Peszko przeszedł z futbolu do MMA. Żyła byłby idealnym rywalem na gali Clout MMA
O co w tym wszystkich chodzi? Peszko, były reprezentant Polski, ostatnio znany z występów w pełnej gwiazd Wieczystej Kraków, zakończył piłkarską karierę i błyskawicznie "przestawił" się na inną dyscyplinę. Jest jedną z twarzy firmujących nową federację mieszanych sztuk walki - Clout MMA, skupiającej się na tzw. freak fightach, czyli walkach nie profesjonalistów, a celebrytów, influencerów, które przyciągają ogromną publiczność.
"Peszkin" zapowiedział, że sam teżchce wejść do klatki MMA. Pierwsza gala Clout MMA odbędzie się 5 sierpnia, ale były piłkarz na niej nie powalczy. Ewentualne starcie z Żyłą, który ma podobne warunki fizyczne, zapowiadane jest na 2024 r. Walka miałaby się odbyć w formule bokserskiej. Tyle, że ten drugi to wciąż aktywny skoczek narciarski, jeden z najlepszych na świecie, mający przed sobą kolejne duże imprezy, a za trzy lata - igrzyska olimpijskie
Będzie walka Peszko - Żyła? Skoczek narciarski lub nowe wyzwania
Żyła pytany o ten projekt, po konkursie mikstów na Igrzyskach Europejskich, nie potwierdził, ale też jednoznacznie nie odciął się od tych rewelacji. W swoim stylu chyba dał do zrozumienia, że jest coś na rzeczy.
- Też takie plotki słyszałem... Lubię nowe wyzwania - mówił. A co z ryzykiem odniesienia kontuzji? - Że niby miałoby się mi coś stać? Gorzej będzie miał ten drugi - roześmiał się Żyła na tak postawione pytanie.
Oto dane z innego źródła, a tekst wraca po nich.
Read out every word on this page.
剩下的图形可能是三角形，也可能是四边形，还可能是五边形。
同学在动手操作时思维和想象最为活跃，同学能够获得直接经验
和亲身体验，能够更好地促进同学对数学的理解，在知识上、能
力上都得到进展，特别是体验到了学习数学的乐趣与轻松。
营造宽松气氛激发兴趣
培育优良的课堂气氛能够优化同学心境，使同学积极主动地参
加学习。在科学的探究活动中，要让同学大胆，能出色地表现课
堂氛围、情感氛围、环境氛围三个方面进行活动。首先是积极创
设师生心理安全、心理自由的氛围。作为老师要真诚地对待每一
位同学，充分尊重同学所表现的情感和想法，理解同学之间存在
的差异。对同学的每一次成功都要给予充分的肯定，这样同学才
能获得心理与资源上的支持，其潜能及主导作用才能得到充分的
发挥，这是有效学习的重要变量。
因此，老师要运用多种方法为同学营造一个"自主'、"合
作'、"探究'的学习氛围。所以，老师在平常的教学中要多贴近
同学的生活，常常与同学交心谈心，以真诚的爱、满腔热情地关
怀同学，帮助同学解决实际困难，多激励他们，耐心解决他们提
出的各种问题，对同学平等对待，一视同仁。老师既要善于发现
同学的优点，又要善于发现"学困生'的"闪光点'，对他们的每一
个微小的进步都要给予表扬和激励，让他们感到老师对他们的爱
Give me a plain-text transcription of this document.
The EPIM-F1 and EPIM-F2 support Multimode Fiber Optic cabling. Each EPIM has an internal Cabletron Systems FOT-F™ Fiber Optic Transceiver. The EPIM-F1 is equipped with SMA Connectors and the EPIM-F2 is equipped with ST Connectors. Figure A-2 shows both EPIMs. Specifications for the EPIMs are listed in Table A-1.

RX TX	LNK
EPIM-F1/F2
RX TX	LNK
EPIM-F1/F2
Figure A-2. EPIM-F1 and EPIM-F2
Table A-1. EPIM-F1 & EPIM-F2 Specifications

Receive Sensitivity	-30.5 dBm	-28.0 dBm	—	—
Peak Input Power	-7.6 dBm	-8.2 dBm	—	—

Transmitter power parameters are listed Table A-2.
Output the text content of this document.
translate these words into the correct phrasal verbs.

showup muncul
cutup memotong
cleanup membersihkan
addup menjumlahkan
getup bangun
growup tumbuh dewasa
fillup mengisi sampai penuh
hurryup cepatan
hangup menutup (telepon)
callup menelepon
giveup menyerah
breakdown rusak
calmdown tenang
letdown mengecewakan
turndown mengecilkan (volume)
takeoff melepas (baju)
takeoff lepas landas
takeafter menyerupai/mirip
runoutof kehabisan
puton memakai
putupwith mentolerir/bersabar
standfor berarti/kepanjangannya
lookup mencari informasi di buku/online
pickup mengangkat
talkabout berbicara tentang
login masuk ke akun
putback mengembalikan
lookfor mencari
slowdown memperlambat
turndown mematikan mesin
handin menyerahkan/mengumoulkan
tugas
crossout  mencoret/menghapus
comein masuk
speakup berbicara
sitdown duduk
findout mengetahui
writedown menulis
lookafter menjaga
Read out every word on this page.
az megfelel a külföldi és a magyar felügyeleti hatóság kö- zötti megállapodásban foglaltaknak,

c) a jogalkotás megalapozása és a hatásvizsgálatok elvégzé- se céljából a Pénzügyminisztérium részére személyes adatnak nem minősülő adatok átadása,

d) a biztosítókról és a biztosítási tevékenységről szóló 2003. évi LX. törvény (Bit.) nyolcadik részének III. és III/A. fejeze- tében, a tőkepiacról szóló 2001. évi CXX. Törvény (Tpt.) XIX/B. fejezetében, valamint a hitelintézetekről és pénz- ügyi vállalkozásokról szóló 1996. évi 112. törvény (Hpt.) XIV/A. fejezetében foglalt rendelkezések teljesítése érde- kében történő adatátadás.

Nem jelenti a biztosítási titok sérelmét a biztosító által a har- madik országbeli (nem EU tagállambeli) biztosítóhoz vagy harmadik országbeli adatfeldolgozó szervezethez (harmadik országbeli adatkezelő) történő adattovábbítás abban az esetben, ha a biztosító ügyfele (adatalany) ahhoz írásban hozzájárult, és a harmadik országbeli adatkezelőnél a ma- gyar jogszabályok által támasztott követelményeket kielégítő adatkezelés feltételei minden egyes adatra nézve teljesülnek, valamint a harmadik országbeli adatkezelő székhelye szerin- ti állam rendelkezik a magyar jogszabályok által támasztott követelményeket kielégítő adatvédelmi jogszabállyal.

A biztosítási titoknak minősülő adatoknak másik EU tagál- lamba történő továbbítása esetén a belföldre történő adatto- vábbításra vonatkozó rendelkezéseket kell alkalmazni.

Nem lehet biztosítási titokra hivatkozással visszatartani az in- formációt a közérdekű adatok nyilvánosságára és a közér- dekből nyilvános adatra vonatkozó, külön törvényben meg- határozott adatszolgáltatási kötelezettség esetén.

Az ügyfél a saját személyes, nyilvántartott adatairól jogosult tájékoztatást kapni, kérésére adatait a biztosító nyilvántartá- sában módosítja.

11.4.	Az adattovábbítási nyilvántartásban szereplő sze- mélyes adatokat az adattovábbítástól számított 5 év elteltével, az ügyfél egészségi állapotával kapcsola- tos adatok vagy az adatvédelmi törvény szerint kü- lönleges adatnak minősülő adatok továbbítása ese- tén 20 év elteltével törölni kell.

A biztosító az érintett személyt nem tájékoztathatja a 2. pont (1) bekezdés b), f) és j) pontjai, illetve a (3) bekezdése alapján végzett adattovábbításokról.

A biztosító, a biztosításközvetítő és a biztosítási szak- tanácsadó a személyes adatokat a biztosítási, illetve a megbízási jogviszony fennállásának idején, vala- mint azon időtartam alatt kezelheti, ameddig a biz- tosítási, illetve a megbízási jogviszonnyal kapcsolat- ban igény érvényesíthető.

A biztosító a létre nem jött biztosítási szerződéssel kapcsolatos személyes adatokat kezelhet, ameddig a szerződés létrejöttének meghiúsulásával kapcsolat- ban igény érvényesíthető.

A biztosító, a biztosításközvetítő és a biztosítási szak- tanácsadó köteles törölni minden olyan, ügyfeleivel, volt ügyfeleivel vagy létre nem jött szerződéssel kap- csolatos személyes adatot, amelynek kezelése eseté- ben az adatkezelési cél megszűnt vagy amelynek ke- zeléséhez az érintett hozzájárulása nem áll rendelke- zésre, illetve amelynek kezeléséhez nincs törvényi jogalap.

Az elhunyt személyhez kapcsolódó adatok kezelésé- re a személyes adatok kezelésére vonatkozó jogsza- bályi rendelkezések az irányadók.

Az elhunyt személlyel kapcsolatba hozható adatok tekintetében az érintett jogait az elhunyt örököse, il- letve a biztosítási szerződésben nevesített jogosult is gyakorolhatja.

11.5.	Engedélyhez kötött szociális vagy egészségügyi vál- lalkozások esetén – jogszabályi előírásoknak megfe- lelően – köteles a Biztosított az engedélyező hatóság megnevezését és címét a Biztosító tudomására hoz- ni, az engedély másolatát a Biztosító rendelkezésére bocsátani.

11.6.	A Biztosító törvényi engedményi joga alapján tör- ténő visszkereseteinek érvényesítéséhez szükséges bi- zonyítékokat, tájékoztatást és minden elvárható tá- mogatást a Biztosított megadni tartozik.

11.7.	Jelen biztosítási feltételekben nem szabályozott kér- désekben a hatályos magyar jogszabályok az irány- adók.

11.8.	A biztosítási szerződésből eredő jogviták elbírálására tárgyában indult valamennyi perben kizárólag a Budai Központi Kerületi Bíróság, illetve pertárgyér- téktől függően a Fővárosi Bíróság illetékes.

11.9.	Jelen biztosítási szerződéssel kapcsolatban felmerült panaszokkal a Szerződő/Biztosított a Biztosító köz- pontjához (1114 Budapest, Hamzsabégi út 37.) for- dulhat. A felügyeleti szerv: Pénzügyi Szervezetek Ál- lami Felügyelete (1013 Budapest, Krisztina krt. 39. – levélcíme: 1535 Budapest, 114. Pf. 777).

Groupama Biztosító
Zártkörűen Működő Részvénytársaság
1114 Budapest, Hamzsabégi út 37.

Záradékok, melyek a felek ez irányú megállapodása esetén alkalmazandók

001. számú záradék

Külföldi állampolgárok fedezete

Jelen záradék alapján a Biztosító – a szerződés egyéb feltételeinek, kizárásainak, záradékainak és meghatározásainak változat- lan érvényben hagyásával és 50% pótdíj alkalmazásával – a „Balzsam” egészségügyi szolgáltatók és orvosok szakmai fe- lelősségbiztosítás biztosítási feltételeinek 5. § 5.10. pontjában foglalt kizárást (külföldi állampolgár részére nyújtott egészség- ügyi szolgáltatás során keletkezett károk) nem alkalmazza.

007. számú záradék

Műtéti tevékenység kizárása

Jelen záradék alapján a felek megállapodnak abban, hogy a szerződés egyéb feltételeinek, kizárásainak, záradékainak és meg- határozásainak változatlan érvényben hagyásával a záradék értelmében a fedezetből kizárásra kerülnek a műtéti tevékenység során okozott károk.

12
Trener kadry skoczków narciarski Thomas Thurnbichler to tematu podszedł z rozbawieniem i dużym dystansem. Ale też z jednoznaczną deklaracją. - Słyszałem o tych planach. Nie wiem... Czy on to już ogłosił? (śmiech). Jeśli chcesz w to wejść, to musisz to zrobić we właściwym czasie i nie powinien cię spotkać żaden uraz (śmiech). W tym roku na pewno nie będzie na to zgody, zobaczymy, jak potoczy się kariera Piotrka. W trakcie przygotowań do sezonu nie ma takiej opcji. Ryzyko kontuzji jest zbyt duże - powiedział Austriak, dodając, że jego podopieczny dobrze wie o tym nastawieniu.
Przed Żyła w Igrzyskach Europejskich jeszcze konkurs na Wielkiej Krokwi w sobotę (1 lipca)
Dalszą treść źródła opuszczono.